Protesters in Bahrain have called for the race to be cancelled. It is closely tied with the ruling royal family, who are being pressured to improve human rights and make reforms by the majority Shia population, who accuse the minority ruling Sunnis of discrimination.
Pressure has built in recent weeks as riots have continued in Shia neighbourhoods.
In a statement on Friday Amnesty International said a "blind eye" should not be turned to the "ongoing human rights crisis in the country".
"Holding the Grand Prix in Bahrain in 2012 risks being interpreted by the government of Bahrain as symbolizing a return to business as usual," it added.
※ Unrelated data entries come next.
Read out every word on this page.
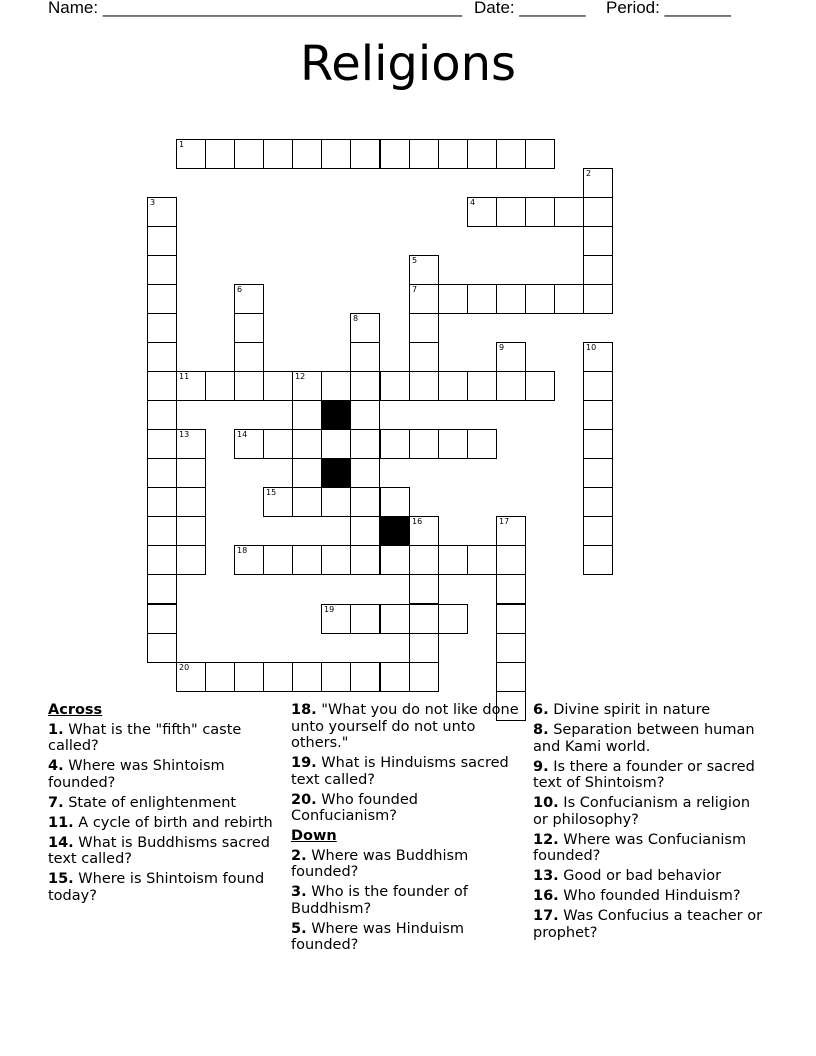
Name: ______________________________________ Date: _______ Period: _______
Religions
1
2
3	4
5
6	7
8
9	10
11	12
13	14
15
16	17
18
19
20
Across
1. What is the "fifth" caste called?
4. Where was Shintoism founded?
7. State of enlightenment
11. A cycle of birth and rebirth
14. What is Buddhisms sacred text called?
15. Where is Shintoism found today?
18. "What you do not like done unto yourself do not unto others."
19. What is Hinduisms sacred text called?
20. Who founded Confucianism?
Down
2. Where was Buddhism founded?
3. Who is the founder of Buddhism?
5. Where was Hinduism founded?
6. Divine spirit in nature
8. Separation between human and Kami world.
9. Is there a founder or sacred text of Shintoism?
10. Is Confucianism a religion or philosophy?
12. Where was Confucianism founded?
13. Good or bad behavior
16. Who founded Hinduism?
17. Was Confucius a teacher or prophet?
The FIA statement pointed to a "fact-finding mission" undertaken by the organisation's president, Jean Todt, in December last year at which he is said to have met with "a large number of decision-makers and opinion formers" from both sides of the debate.
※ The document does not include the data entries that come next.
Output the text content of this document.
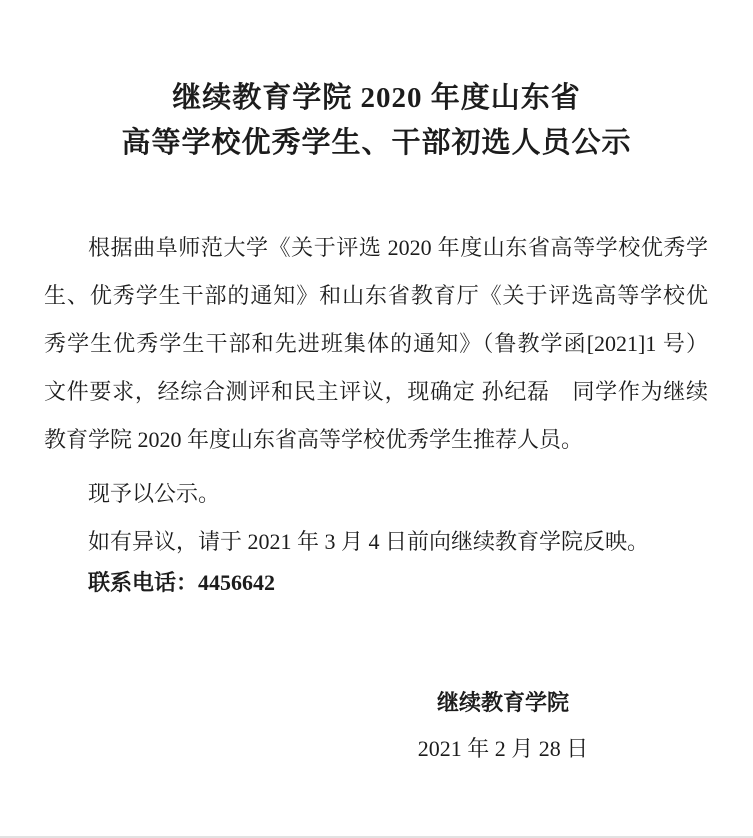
继续教育学院 2020 年度山东省
高等学校优秀学生、干部初选人员公示

根据曲阜师范大学《关于评选 2020 年度山东省高等学校优秀学
生、优秀学生干部的通知》和山东省教育厅《关于评选高等学校优
秀学生优秀学生干部和先进班集体的通知》（鲁教学函[2021]1 号）
文件要求，经综合测评和民主评议，现确定 孙纪磊　同学作为继续
教育学院 2020 年度山东省高等学校优秀学生推荐人员。

现予以公示。

如有异议，请于 2021 年 3 月 4 日前向继续教育学院反映。

联系电话：4456642

继续教育学院
2021 年 2 月 28 日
It added: "All expressed their wish for the grand prix to go ahead in 2012 and since then the FIA has kept in close touch with all these stakeholders.
"Away from the public eye, the FIA has received regular security briefings from the most senior diplomatic officials based in the Kingdom, as well as from other independent experts."
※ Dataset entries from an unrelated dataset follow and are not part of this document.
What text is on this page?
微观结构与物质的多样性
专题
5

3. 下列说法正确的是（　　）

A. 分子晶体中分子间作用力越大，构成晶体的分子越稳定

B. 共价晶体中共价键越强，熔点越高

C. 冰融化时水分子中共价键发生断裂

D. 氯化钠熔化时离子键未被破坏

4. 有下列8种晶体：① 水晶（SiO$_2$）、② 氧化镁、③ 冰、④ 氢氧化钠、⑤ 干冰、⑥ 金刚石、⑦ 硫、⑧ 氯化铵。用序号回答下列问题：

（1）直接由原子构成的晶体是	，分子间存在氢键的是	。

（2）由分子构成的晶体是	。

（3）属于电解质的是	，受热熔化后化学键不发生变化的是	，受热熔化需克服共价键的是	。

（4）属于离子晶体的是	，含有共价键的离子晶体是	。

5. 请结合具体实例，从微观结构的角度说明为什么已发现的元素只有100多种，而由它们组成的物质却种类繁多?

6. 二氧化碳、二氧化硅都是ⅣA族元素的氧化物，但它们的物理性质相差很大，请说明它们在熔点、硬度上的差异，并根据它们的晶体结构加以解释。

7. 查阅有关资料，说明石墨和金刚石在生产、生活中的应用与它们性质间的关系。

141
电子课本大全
The statement emphasised that the FIA's responsibility was to ensure "the safety of the public, officials, drivers and teams is secured at all times during the event".
F1 boss Bernie Ecclestone said: "I've never heard anything that would lead me to believe it isn't [safe]. People who live there and work there on a daily basis tell me everything's normal.
"Things can change anywhere anytime, but I don't imagine it will. I'd be very surprised if we have problems.
"I met the teams this morning and said: 'Does anybody have any problems with next week's race? No problems.'
"They're not protesting about F1. If we didn't go, whatever problems there are... would they stop Monday morning? The answer's no."
Senior F1 figures have refused publicly to get drawn into the debate, but privately many question the wisdom of sending several thousand people working on a race into a potentially volatile and unpredictable situation.
On Thursday, Red Bull driver Mark Webber was the only leading figure to speak extensively on the subject.
Sheikh Abdul-Aziz bin Mubarak, a member of the Bahrain Royal family, told BBC Radio 5 live Breakfast the issue should just be about sport.
"Sport and music do not interfere with religion or politics," he said. "I could find fault in any of the countries that host Formula One. Security arrangements are going to be low-key and discreet. There won't be a lock-down
"95% of areas around Bahrain are safe and welcoming. There are pockets of violence, but these are controlled in a better way than last year. We've made great strides."
But former cabinet minister Peter Hain told BBC Radio 5 live it was a "serious mistake" to hold the race. "This may not be the last on it," he said. "I don't think it's acceptable for the FIA to say that security concerns have been satisfied if they are at the expense of human rights activists.
"Sport is not on a different planet to politics - the two do mix."
Bahrain International Circuit chairman Zayed Al Zayani has insisted the Middle East island state was ready to host the race and criticised "scaremongering tactics", saying they helped create misconceptions about the situation in Bahrain.